中毒の原因はソラニン類(主にα-ソラニン、α-チャコニン)という有毒成分

ソラニン類はナス科の植物に含まれていますが中毒を起こすほどの量ではありません。
ソラニン中毒を起こすのはジャガイモがほとんどです。
ジャガイモの発芽部分や表面が緑化した皮の下、未成熟のジャガイモにはこの成分が多く含まれています。
水溶性なので、煮たり茹でたりすることによって、多少減少すると言われていますが、実際の加熱調理ではほとんど分解されず、毒素が完全に無くなることはありません。

 

どんな症状がでますか?

食後20分くらいから、吐き気、おう吐、腹痛、下痢、頭痛、脱力感などの症状がでることがあります。
ジャガイモを食べた後にこのような症状がでたときは、早めに医療機関の受診をお勧めします。
 

神奈川県内でも食中毒が発生したことがあります

平成12年7月に小学校で理科の教材用に栽培したジャガイモの皮をむかずにゆでて食べて食中毒症状を呈した事例がありました。
残っていたジャガイモ(ゆでたもの(緑色と褐色)、生(緑色))、対照品として市販のジャガイモ(ゆでたもの(褐色)と生(褐色))を当所で分析したところ、残品にソラニン類が高濃度に検出されたため、ジャガイモのソラニンによる食中毒であることが判明しました(表)。
分析結果(表)
 

ソラニン類による中毒量は・・・

 一般的に大人ではソラニン類を200~400mgを摂取すると中毒を起こすとされていますが、子供の場合は過去の事例からその1/10程度でも中毒を起こすと考えられています。
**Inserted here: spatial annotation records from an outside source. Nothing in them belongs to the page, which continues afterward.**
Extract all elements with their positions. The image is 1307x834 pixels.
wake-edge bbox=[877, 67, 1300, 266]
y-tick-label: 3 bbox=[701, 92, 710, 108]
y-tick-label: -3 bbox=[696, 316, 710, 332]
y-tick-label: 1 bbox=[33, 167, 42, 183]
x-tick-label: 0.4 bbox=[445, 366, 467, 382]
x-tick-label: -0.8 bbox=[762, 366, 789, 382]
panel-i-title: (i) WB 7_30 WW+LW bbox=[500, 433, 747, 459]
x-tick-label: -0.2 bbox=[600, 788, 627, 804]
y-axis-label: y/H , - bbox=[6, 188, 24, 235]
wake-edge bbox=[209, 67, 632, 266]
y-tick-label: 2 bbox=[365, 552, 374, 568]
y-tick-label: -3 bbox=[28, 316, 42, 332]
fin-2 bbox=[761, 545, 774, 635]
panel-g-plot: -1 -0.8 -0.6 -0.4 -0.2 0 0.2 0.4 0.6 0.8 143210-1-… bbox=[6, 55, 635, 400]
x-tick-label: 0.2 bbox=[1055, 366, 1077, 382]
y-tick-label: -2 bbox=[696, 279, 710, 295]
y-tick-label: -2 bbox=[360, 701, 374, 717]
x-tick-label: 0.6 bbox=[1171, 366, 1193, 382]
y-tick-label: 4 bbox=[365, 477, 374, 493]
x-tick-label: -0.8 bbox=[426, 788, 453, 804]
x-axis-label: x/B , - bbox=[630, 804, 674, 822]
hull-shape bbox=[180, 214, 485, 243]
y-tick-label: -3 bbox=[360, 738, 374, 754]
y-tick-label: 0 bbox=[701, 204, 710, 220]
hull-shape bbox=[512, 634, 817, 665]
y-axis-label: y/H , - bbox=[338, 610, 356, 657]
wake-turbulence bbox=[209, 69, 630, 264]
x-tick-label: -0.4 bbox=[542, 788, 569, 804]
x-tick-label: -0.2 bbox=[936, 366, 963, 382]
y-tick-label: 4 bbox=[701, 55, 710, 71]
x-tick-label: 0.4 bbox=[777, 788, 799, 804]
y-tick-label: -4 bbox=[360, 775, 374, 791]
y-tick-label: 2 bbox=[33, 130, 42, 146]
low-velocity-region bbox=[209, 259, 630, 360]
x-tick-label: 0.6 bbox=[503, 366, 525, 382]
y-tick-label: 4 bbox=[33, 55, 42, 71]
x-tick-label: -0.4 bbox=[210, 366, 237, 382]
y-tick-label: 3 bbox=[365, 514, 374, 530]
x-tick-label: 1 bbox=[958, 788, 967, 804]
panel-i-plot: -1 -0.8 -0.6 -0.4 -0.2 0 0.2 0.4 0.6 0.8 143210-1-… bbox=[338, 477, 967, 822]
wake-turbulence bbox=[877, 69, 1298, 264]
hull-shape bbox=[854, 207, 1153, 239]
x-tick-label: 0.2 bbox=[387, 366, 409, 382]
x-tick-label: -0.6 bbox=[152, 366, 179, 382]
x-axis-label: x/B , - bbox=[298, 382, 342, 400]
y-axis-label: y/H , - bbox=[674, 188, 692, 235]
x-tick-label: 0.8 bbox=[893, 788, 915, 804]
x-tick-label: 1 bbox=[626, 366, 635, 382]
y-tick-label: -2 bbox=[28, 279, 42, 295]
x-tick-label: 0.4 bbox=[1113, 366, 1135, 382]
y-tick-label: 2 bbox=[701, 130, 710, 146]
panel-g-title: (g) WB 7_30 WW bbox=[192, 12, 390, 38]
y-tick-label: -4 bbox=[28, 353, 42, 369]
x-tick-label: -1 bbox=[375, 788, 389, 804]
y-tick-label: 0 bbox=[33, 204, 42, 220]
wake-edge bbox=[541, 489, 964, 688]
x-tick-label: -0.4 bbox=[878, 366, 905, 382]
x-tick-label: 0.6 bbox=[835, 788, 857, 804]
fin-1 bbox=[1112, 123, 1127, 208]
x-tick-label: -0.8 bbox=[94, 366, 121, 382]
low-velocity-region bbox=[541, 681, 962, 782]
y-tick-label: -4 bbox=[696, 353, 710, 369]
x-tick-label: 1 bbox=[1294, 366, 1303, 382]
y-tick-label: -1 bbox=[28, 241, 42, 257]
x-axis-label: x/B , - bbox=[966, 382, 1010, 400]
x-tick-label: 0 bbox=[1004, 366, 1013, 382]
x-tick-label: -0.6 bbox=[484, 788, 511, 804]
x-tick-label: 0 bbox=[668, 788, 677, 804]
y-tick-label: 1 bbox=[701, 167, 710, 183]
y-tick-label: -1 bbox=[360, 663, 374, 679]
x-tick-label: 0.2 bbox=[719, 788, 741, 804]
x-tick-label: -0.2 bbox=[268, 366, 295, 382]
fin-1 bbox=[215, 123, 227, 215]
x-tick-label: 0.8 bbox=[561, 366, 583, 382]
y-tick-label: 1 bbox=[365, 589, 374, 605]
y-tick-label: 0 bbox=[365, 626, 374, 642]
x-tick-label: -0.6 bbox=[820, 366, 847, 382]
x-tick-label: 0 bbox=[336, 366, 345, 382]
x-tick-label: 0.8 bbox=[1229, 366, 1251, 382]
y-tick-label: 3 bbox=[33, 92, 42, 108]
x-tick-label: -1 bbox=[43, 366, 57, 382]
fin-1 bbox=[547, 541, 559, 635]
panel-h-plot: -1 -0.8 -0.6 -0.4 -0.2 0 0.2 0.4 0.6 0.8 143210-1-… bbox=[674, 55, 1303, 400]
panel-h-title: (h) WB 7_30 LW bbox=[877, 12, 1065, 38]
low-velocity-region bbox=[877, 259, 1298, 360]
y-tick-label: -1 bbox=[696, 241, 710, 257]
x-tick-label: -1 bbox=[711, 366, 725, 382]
子供に食べさせる場合は、なるべく皮をむくか大量に食べさせないようにしましょう。
 

食中毒予防のポイント

未成熟の小型ジャガイモでなく、十分に熟して大きくなったジャガイモを収穫しましょう。
収穫したジャガイモは暗くて涼しい所に保管し、日光があたらないようにしましょう。
ジャガイモの芽は取り除き、緑化した部分の皮を厚くむきましょう。